Over the past five years, the research landscape in UKHE has changed in several important ways. Institutional self-archiving mandates are increasingly common, in part due to the RCUK position paper on improved access to research outputs1, with many institutions choosing to maintain on-line repositories containing their publications. Likewise, the move to the Research Excellence Framework (REF) has placed an increased emphasis on the collection of research data for assessment purposes, but at present this data is collected to support central planning and funding decisions rather than for the direct benefit of the researchers that it describes.
The aim of the dotAC project is to develop a prototype demonstrator that synthesises research data from these sources (research publication metadata from institutional repositories, and research council data) and presents it to the end user through an interface that allows them to explore the state of the research landscape in UKHE.
The Open Linked Data initiative has in recent years provided a key focus on producing easily accessible resources on the Semantic Web. A number of significant datasets have been published, including numerous cross-linkages that enable the integration of these resources to form the emerging “Web of Data”. By publishing information in line with Linked Data guidelines, the value and usefulness of that data can be greatly enhanced through interlinking with other data sources, and can readily be consumed by a wide variety of tools and services.
Best practice prescribes that all non-information resources (e.g. real-world entities such as people, places or publications) are given URI identifiers that are resolvable using HTTP. When dereferencing such an identifier, the user or client application is redirected as appropriate to an information resource that provides a detailed description of that entity, either in a structured data format such as RDF, or in HTML for human consumption. As a result, semantic descriptions of resources are becoming easily available, with cross- linking enabling the traversal of datasets in the Web of Data in a manner analogous to that of navigating the World Wide Web by following hyperlinks between documents.
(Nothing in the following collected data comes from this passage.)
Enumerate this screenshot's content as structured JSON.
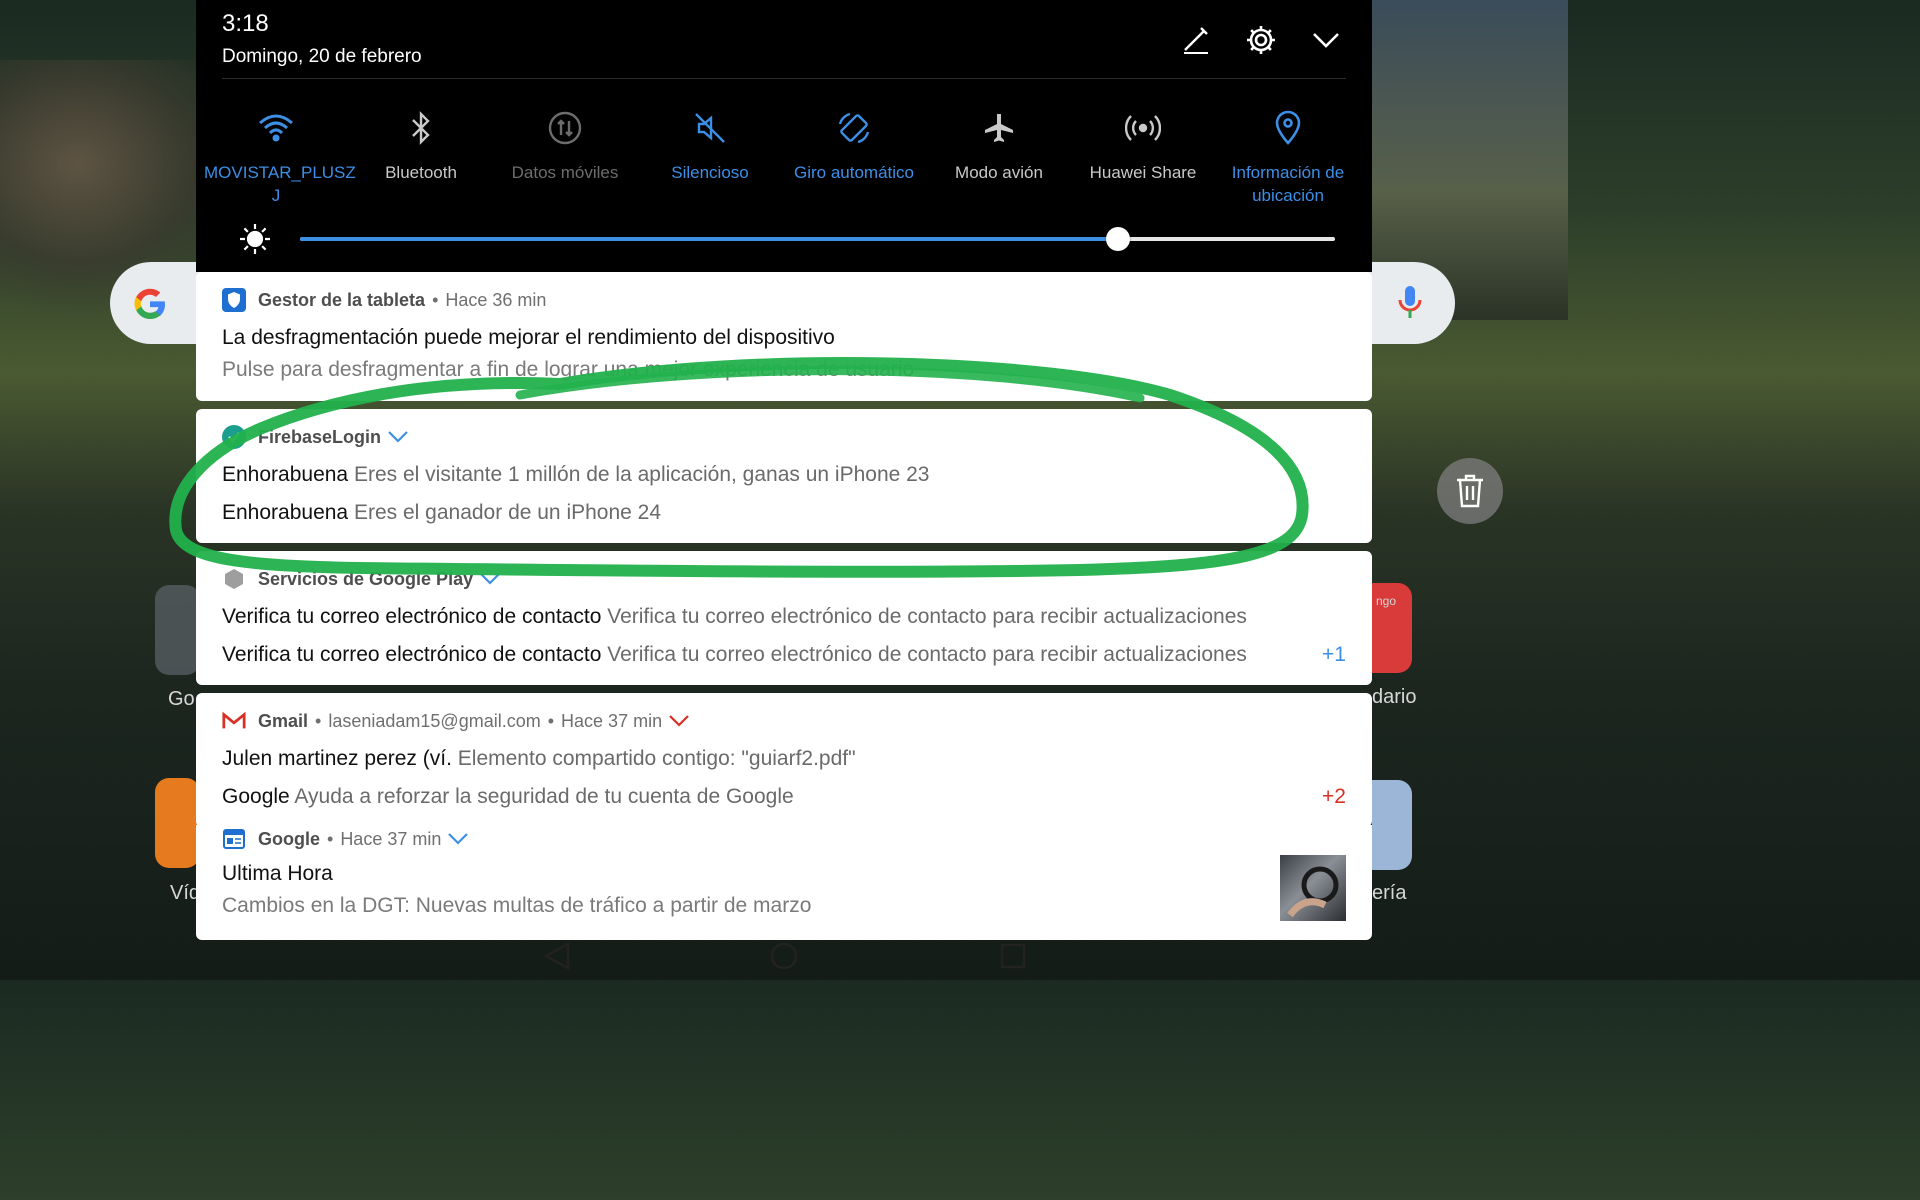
{
  "status": {
    "time": "3:18",
    "date": "Domingo, 20 de febrero"
  },
  "header_icons": [
    "edit-icon",
    "settings-icon",
    "collapse-chevron-icon"
  ],
  "quick_settings": [
    {
      "icon": "wifi-icon",
      "label": "MOVISTAR_PLUSZ J",
      "state": "on"
    },
    {
      "icon": "bluetooth-icon",
      "label": "Bluetooth",
      "state": "off"
    },
    {
      "icon": "mobile-data-icon",
      "label": "Datos móviles",
      "state": "disabled"
    },
    {
      "icon": "silent-icon",
      "label": "Silencioso",
      "state": "on"
    },
    {
      "icon": "auto-rotate-icon",
      "label": "Giro automático",
      "state": "on"
    },
    {
      "icon": "airplane-icon",
      "label": "Modo avión",
      "state": "off"
    },
    {
      "icon": "huawei-share-icon",
      "label": "Huawei Share",
      "state": "off"
    },
    {
      "icon": "location-icon",
      "label": "Información de ubicación",
      "state": "on"
    }
  ],
  "brightness": {
    "level": 0.79
  },
  "notifications": [
    {
      "app": "Gestor de la tableta",
      "time": "Hace 36 min",
      "title": "La desfragmentación puede mejorar el rendimiento del dispositivo",
      "text": "Pulse para desfragmentar a fin de lograr una mejor experiencia de usuario"
    },
    {
      "app": "FirebaseLogin",
      "messages": [
        {
          "title": "Enhorabuena",
          "text": "Eres el visitante 1 millón de la aplicación, ganas un iPhone 23"
        },
        {
          "title": "Enhorabuena",
          "text": "Eres el ganador de un iPhone 24"
        }
      ]
    },
    {
      "app": "Servicios de Google Play",
      "messages": [
        {
          "title": "Verifica tu correo electrónico de contacto",
          "text": "Verifica tu correo electrónico de contacto para recibir actualizaciones"
        },
        {
          "title": "Verifica tu correo electrónico de contacto",
          "text": "Verifica tu correo electrónico de contacto para recibir actualizaciones"
        }
      ],
      "more": "+1"
    },
    {
      "app": "Gmail",
      "account": "laseniadam15@gmail.com",
      "time": "Hace 37 min",
      "messages": [
        {
          "title": "Julen martinez perez (ví.",
          "text": "Elemento compartido contigo: \"guiarf2.pdf\""
        },
        {
          "title": "Google",
          "text": "Ayuda a reforzar la seguridad de tu cuenta de Google"
        }
      ],
      "more": "+2"
    },
    {
      "app": "Google",
      "time": "Hace 37 min",
      "title": "Ultima Hora",
      "text": "Cambios en la DGT: Nuevas multas de tráfico a partir de marzo"
    }
  ],
  "background_labels": {
    "left_app_1": "Go",
    "left_app_2": "Víd",
    "right_app_1": "dario",
    "right_app_2": "ería",
    "right_app_1_top": "ngo"
  },
  "colors": {
    "accent": "#3d8fe6",
    "annotation_stroke": "#22b14c",
    "gmail_red": "#d93025"
  }
}
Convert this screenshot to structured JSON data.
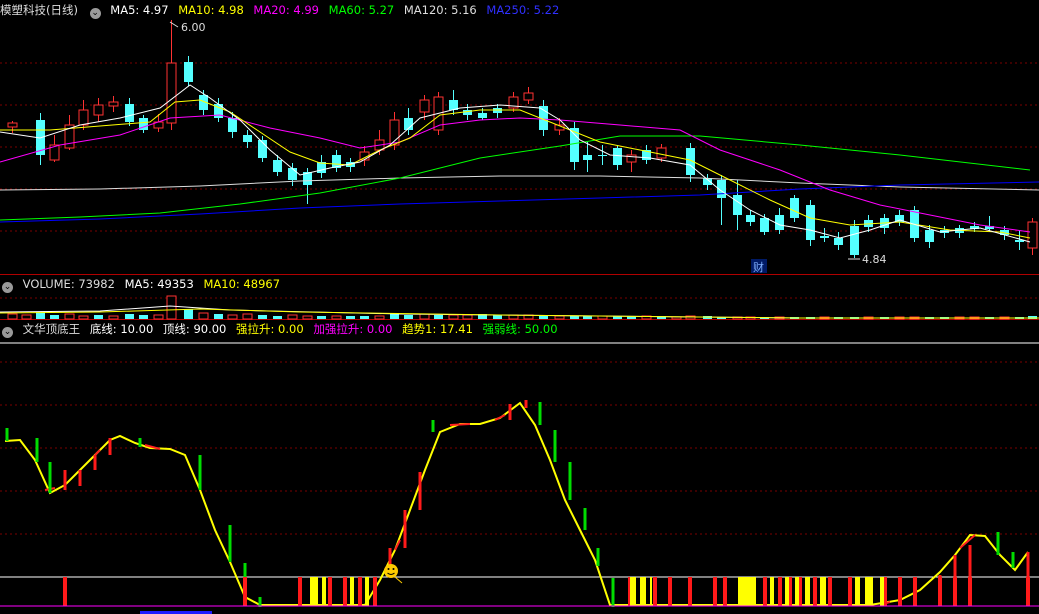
{
  "main_panel": {
    "title": "模塑科技(日线)",
    "ma": [
      {
        "label": "MA5: 4.97",
        "color": "#ffffff"
      },
      {
        "label": "MA10: 4.98",
        "color": "#ffff00"
      },
      {
        "label": "MA20: 4.99",
        "color": "#ff00ff"
      },
      {
        "label": "MA60: 5.27",
        "color": "#00ff00"
      },
      {
        "label": "MA120: 5.16",
        "color": "#dddddd"
      },
      {
        "label": "MA250: 5.22",
        "color": "#0000ff"
      }
    ],
    "high_label": "6.00",
    "low_label": "4.84",
    "event_badge": "财",
    "colors": {
      "up": "#ff3232",
      "down": "#54ffff",
      "ma5": "#ffffff",
      "ma10": "#ffff00",
      "ma20": "#ff00ff",
      "ma60": "#00ff00",
      "ma120": "#dddddd",
      "ma250": "#0000ff"
    }
  },
  "volume_panel": {
    "title": "VOLUME: 73982",
    "ma5": "MA5: 49353",
    "ma10": "MA10: 48967"
  },
  "indicator_panel": {
    "title": "文华顶底王",
    "items": [
      {
        "label": "底线: 10.00",
        "color": "#ffffff"
      },
      {
        "label": "顶线: 90.00",
        "color": "#ffffff"
      },
      {
        "label": "强拉升: 0.00",
        "color": "#ffff00"
      },
      {
        "label": "加强拉升: 0.00",
        "color": "#ff00ff"
      },
      {
        "label": "趋势1: 17.41",
        "color": "#ffff00"
      },
      {
        "label": "强弱线: 50.00",
        "color": "#00ff00"
      }
    ]
  }
}
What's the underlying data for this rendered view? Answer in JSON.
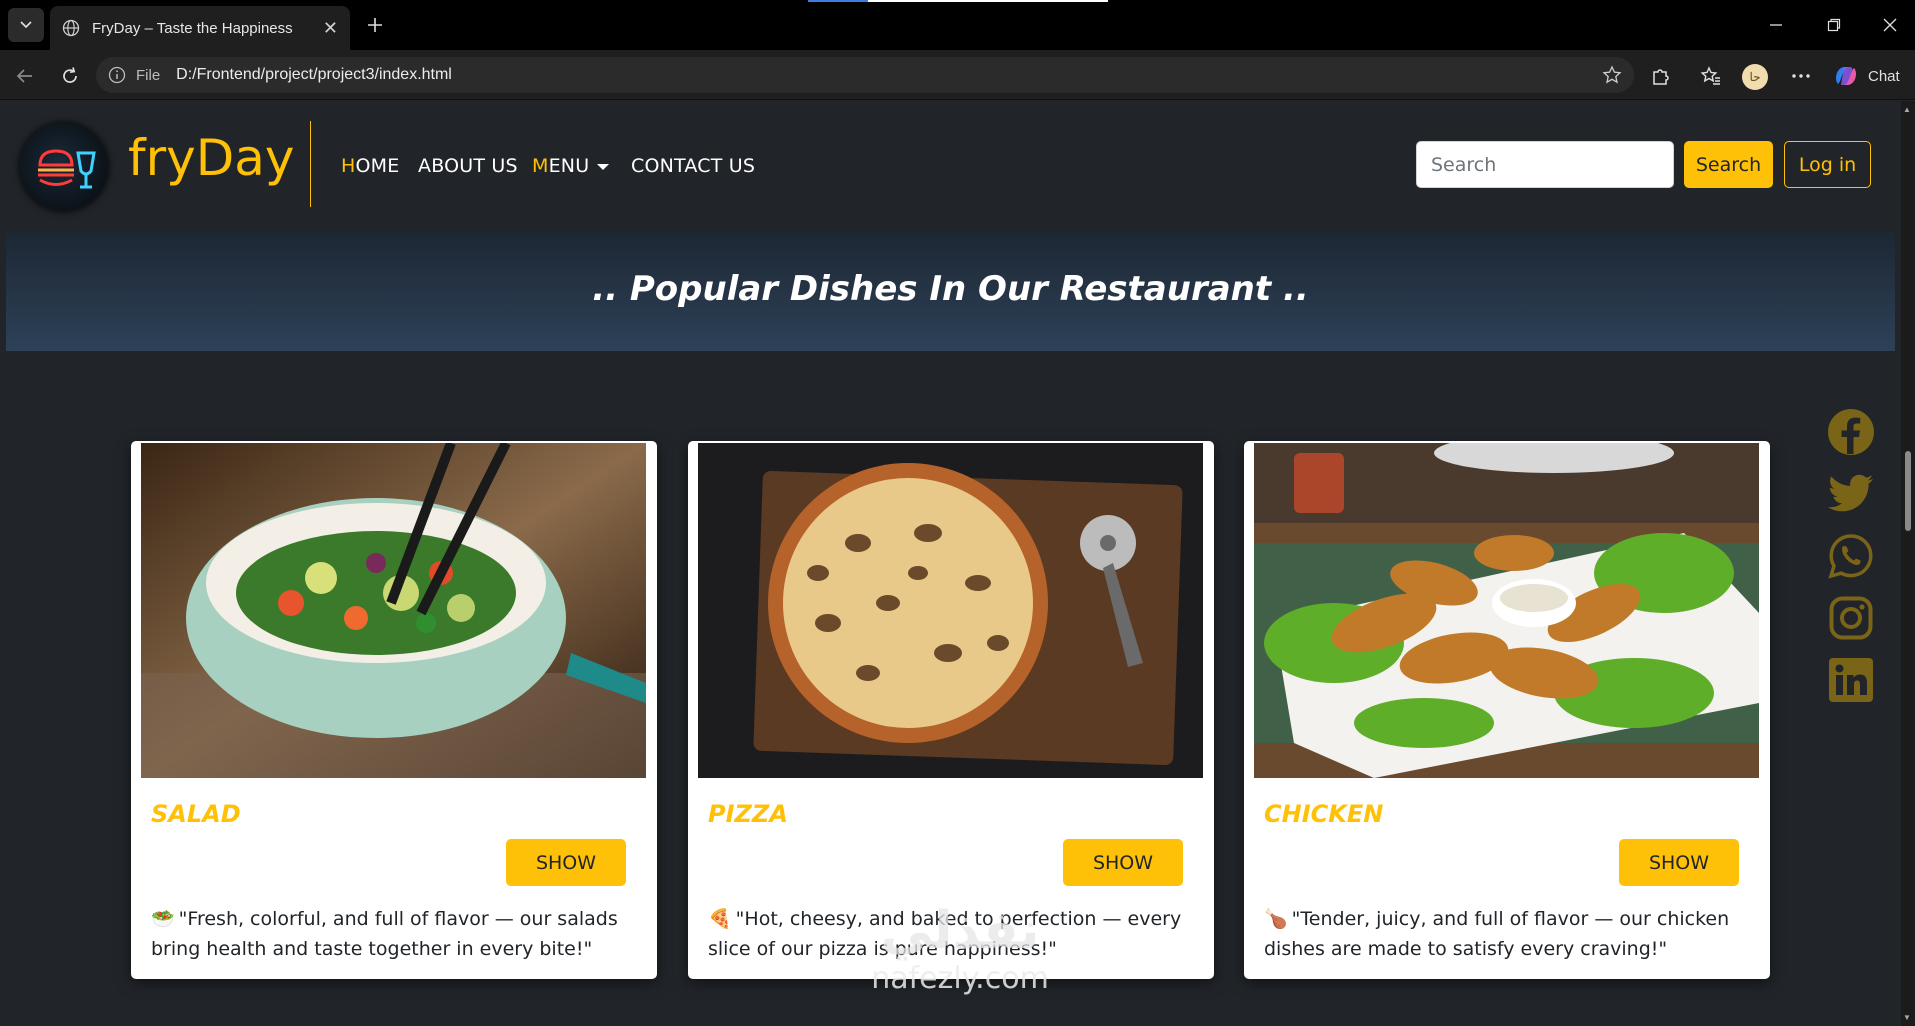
{
  "browser": {
    "tab_title": "FryDay – Taste the Happiness",
    "address_label": "File",
    "url": "D:/Frontend/project/project3/index.html",
    "profile_initial": "حا",
    "chat_label": "Chat"
  },
  "navbar": {
    "brand": "fryDay",
    "links": [
      {
        "first": "H",
        "rest": "OME"
      },
      {
        "first": "",
        "rest": "ABOUT US"
      },
      {
        "first": "M",
        "rest": "ENU"
      },
      {
        "first": "",
        "rest": "CONTACT US"
      }
    ],
    "search_placeholder": "Search",
    "search_button": "Search",
    "login_button": "Log in",
    "accent": "#ffc107"
  },
  "section": {
    "heading": ".. Popular Dishes In Our Restaurant .."
  },
  "dishes": [
    {
      "title": "SALAD",
      "button": "SHOW",
      "emoji": "🥗",
      "text": "\"Fresh, colorful, and full of flavor — our salads bring health and taste together in every bite!\""
    },
    {
      "title": "PIZZA",
      "button": "SHOW",
      "emoji": "🍕",
      "text": "\"Hot, cheesy, and baked to perfection — every slice of our pizza is pure happiness!\""
    },
    {
      "title": "CHICKEN",
      "button": "SHOW",
      "emoji": "🍗",
      "text": "\"Tender, juicy, and full of flavor — our chicken dishes are made to satisfy every craving!\""
    }
  ],
  "social_icons": [
    "facebook-icon",
    "twitter-icon",
    "whatsapp-icon",
    "instagram-icon",
    "linkedin-icon"
  ],
  "watermark": {
    "arabic": "نفذلي",
    "latin": "nafezly.com"
  },
  "colors": {
    "page_bg": "#212529",
    "accent": "#ffc107",
    "social_icon": "#7a6418"
  }
}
The proliferation of heterogeneous data sources presents a challenge to data integration on the scale required by this project; even if the data is exposed as linked open semantic data, there is no guarantee that different sources will choose the same identifiers for objects. Indeed, each data source will wish to use its own identifier, so that other internal systems can continue unchanged. This co-reference problem, that of determining whether or not two different identifiers refer to the same object, presents an obstacle to the widespread use and adoption of linked open data. Institutional repositories are on the verge of providing linked data, but there is no widespread coordination between repositories. This has the effect of hindering cross-repository access and browsing (it isn’t possible to consistently link from an author’s publications in one repository to their publications in another), especially in the case of a researcher who moves between from one institution to another.